Die Geschäftstätigkeit in der Eurozone ging im November stark zurück, wobei neben dem verarbeitenden Gewerbe auch der Dienstleistungssektor schrumpfte. Der Composite PMI erreichte 48,1 und signalisierte damit den stärksten Rückgang seit Januar. Der Euro und die Anleiherenditen schwächten sich ab, während Aktien ins Minus gerieten und Banken starke Einbrüche verzeichneten.
Die Geschäftstätigkeit in der Eurozone ging im November unerwartet zurück, was auf eine starke Verschlechterung im Dienstleistungssektor zurückzuführen war.
Der Flash Eurozone Composite Purchasing Managers‘ Index (PMI) fiel von neutralen 50,0 im Oktober auf 48,1. Dies war der stärkste Rückgang seit Januar und blieb hinter den Markterwartungen für einen unveränderten Wert zurück.
Der Dienstleistungssektor schwächelt, da sich das verarbeitende Gewerbe weiterhin in der Krise befindet
Der Dienstleistungssektor, ein wichtiger Motor der Wirtschaft in der Eurozone, geriet zum ersten Mal seit zehn Monaten in einen Rückgang, und sein PMI fiel von 51,6 im Oktober auf 49,2.
Das verarbeitende Gewerbe setzte seinen anhaltenden Einbruch fort, wobei der Einkaufsmanagerindex (PMI) weiter auf 45,2 sank und damit den 20. Monat in Folge einen Produktionsrückgang verzeichnete.
„Der verarbeitende Sektor der Eurozone versinkt immer tiefer in der Rezession, und jetzt beginnt der Dienstleistungssektor nach Monaten marginalen Wachstums zu kämpfen“, sagte Dr.
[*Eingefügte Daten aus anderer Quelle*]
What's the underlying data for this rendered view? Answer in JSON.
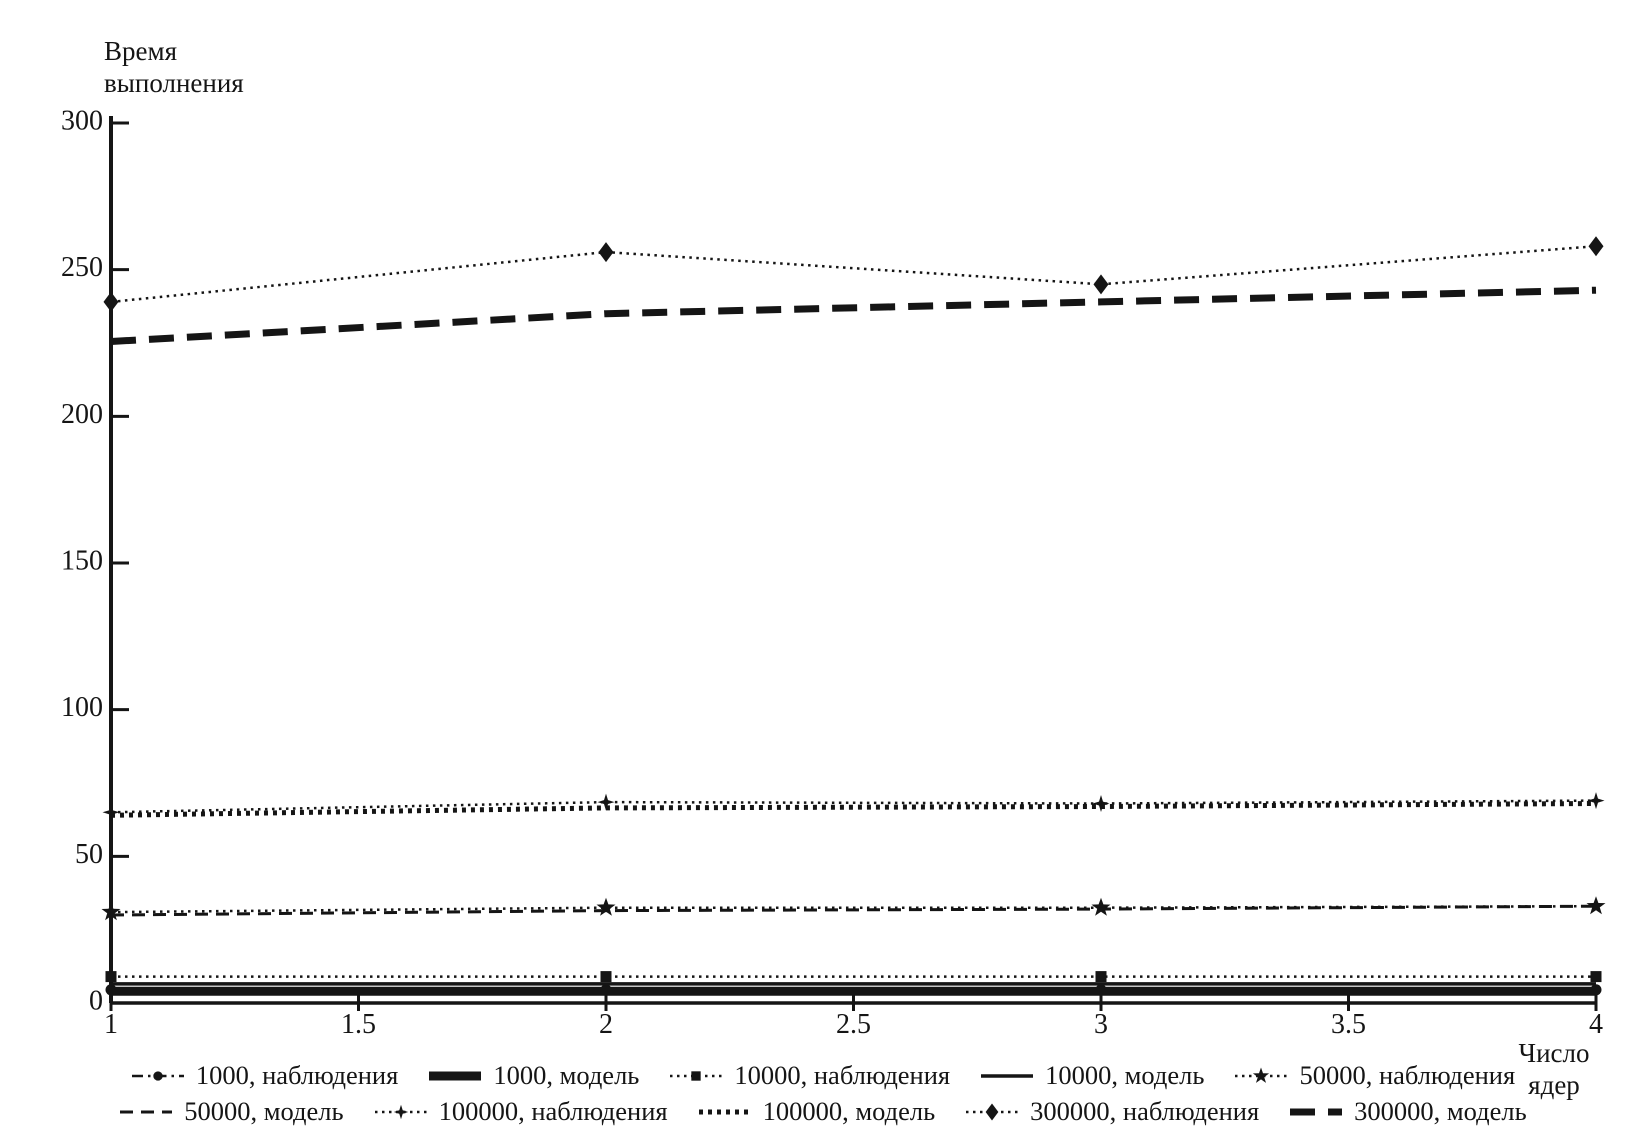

Cyrus de la Rubia, Chefvolkswirt der Hamburg Commercial Bank.
„Angesichts des politischen Chaos in den größten Volkswirtschaften der Eurozone in letzter Zeit ist das eigentlich keine Überraschung“, fügte de la Rubia hinzu.
Unternehmen in der gesamten Region kämpften mit rückläufigen Auftragseingängen, die im sechsten Monat in Folge und in diesem Jahr am schnellsten zurückgingen.
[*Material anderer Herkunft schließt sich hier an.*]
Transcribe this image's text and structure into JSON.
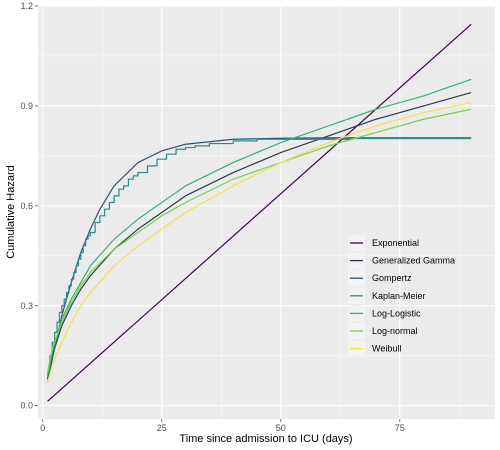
{
  "chart_data": {
    "type": "line",
    "title": "",
    "xlabel": "Time since admission to ICU (days)",
    "ylabel": "Cumulative Hazard",
    "xlim": [
      -1,
      95
    ],
    "ylim": [
      -0.04,
      1.2
    ],
    "x_ticks": [
      0,
      25,
      50,
      75
    ],
    "y_ticks": [
      0.0,
      0.3,
      0.6,
      0.9,
      1.2
    ],
    "y_tick_labels": [
      "0.0",
      "0.3",
      "0.6",
      "0.9",
      "1.2"
    ],
    "grid": true,
    "background": "#ebebeb",
    "legend_position": "bottom-right",
    "legend": [
      "Exponential",
      "Generalized Gamma",
      "Gompertz",
      "Kaplan-Meier",
      "Log-Logistic",
      "Log-normal",
      "Weibull"
    ],
    "series": [
      {
        "name": "Exponential",
        "color": "#440154",
        "x": [
          1,
          90
        ],
        "y": [
          0.013,
          1.145
        ]
      },
      {
        "name": "Generalized Gamma",
        "color": "#2d3a4f",
        "x": [
          1,
          2,
          4,
          6,
          8,
          10,
          15,
          20,
          25,
          30,
          40,
          50,
          60,
          70,
          80,
          90
        ],
        "y": [
          0.08,
          0.15,
          0.24,
          0.3,
          0.35,
          0.39,
          0.47,
          0.53,
          0.58,
          0.63,
          0.7,
          0.76,
          0.81,
          0.86,
          0.9,
          0.94
        ]
      },
      {
        "name": "Gompertz",
        "color": "#2c5273",
        "x": [
          1,
          2,
          4,
          6,
          8,
          10,
          12,
          15,
          20,
          25,
          30,
          40,
          50,
          60,
          70,
          80,
          90
        ],
        "y": [
          0.07,
          0.14,
          0.27,
          0.37,
          0.46,
          0.53,
          0.59,
          0.66,
          0.73,
          0.765,
          0.785,
          0.8,
          0.803,
          0.804,
          0.804,
          0.804,
          0.804
        ]
      },
      {
        "name": "Kaplan-Meier",
        "color": "#2a8a8a",
        "step": true,
        "x": [
          1,
          1.5,
          2,
          2.5,
          3,
          3.5,
          4,
          4.5,
          5,
          5.5,
          6,
          6.5,
          7,
          7.5,
          8,
          8.5,
          9,
          9.5,
          10,
          11,
          12,
          13,
          14,
          15,
          16,
          17,
          18,
          19,
          20,
          22,
          24,
          26,
          28,
          30,
          32,
          35,
          40,
          45,
          50,
          55,
          60,
          65,
          70,
          80,
          90
        ],
        "y": [
          0.1,
          0.15,
          0.19,
          0.22,
          0.25,
          0.28,
          0.3,
          0.32,
          0.34,
          0.36,
          0.38,
          0.4,
          0.42,
          0.44,
          0.46,
          0.48,
          0.5,
          0.51,
          0.52,
          0.55,
          0.57,
          0.59,
          0.61,
          0.63,
          0.65,
          0.66,
          0.68,
          0.69,
          0.7,
          0.72,
          0.74,
          0.755,
          0.77,
          0.775,
          0.78,
          0.787,
          0.795,
          0.8,
          0.8,
          0.8,
          0.8,
          0.802,
          0.802,
          0.802,
          0.802
        ]
      },
      {
        "name": "Log-Logistic",
        "color": "#3ab079",
        "x": [
          1,
          2,
          4,
          6,
          8,
          10,
          15,
          20,
          25,
          30,
          40,
          50,
          60,
          70,
          80,
          90
        ],
        "y": [
          0.09,
          0.16,
          0.26,
          0.32,
          0.37,
          0.42,
          0.5,
          0.56,
          0.61,
          0.66,
          0.73,
          0.79,
          0.84,
          0.89,
          0.93,
          0.98
        ]
      },
      {
        "name": "Log-normal",
        "color": "#7ad151",
        "x": [
          1,
          2,
          4,
          6,
          8,
          10,
          15,
          20,
          25,
          30,
          40,
          50,
          60,
          70,
          80,
          90
        ],
        "y": [
          0.1,
          0.17,
          0.25,
          0.31,
          0.36,
          0.4,
          0.47,
          0.52,
          0.57,
          0.61,
          0.68,
          0.73,
          0.78,
          0.82,
          0.86,
          0.89
        ]
      },
      {
        "name": "Weibull",
        "color": "#f4e04d",
        "x": [
          1,
          2,
          4,
          6,
          8,
          10,
          15,
          20,
          25,
          30,
          40,
          50,
          60,
          70,
          80,
          90
        ],
        "y": [
          0.07,
          0.12,
          0.19,
          0.25,
          0.3,
          0.34,
          0.42,
          0.48,
          0.53,
          0.58,
          0.66,
          0.73,
          0.79,
          0.84,
          0.88,
          0.91
        ]
      }
    ]
  }
}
Auch die Exportaufträge gingen stark zurück, was den Druck auf die Unternehmen verschärfte.
Das schwache Vertrauen veranlasste einige Unternehmen dazu, die Beschäftigung zu reduzieren, wobei die Zahl der Beschäftigten leicht zurückging.
Neues Inflationsproblem für die EZB?
Trotz der Verlangsamung der Geschäftstätigkeit kam der Inflationsdruck erneut zum Vorschein. Die Inflation der Inputkosten stieg auf ein Dreimonatshoch, was auf einen starken Anstieg der Inputpreise für Dienstleistungen zurückzuführen war, obwohl die Herstellungskosten sanken.
Auch die Erzeugerpreise stiegen im Vergleich zum Oktober, was die Europäische Zentralbank (EZB) vor ein Dilemma stellte.
„Das Umfeld im November ist stagflationär. Einerseits ist die Aktivität auf breiter Front rückläufig; andererseits steigen die Input- und Outputpreise schneller“, stellte de la Rubia fest.
„Die Inflation der Verkaufspreise im Dienstleistungssektor bereitet der EZB große Sorgen.“
De la Rubia deutete an, dass einige politische Entscheidungsträger der EZB im Dezember eine Zinspause befürworten könnten. Die Mehrheit dürfte jedoch eine Zinssenkung um 25 Basispunkte befürworten.
Deutschland und Frankreich signalisieren tiefere Probleme
Deutschland und Frankreich, die größten Volkswirtschaften der Eurozone, verzeichneten im November stärkere Rückgänge. In Frankreich sank der PMI für den Dienstleistungssektor im Oktober von 49,2 auf 45,7, was die schlechteste Leistung seit Januar darstellt.
„Die französische Wirtschaft wird von Unsicherheiten erschüttert“, sagte Dr. Tariq Kamal Chaudhry, Ökonom der Hamburg Commercial Bank.
Er hob einen besonders alarmierenden Ausblick angesichts der anhaltenden innenpolitischen Krise in Frankreich hervor, die sowohl den Dienstleistungs- als auch den Industriesektor belastet hat.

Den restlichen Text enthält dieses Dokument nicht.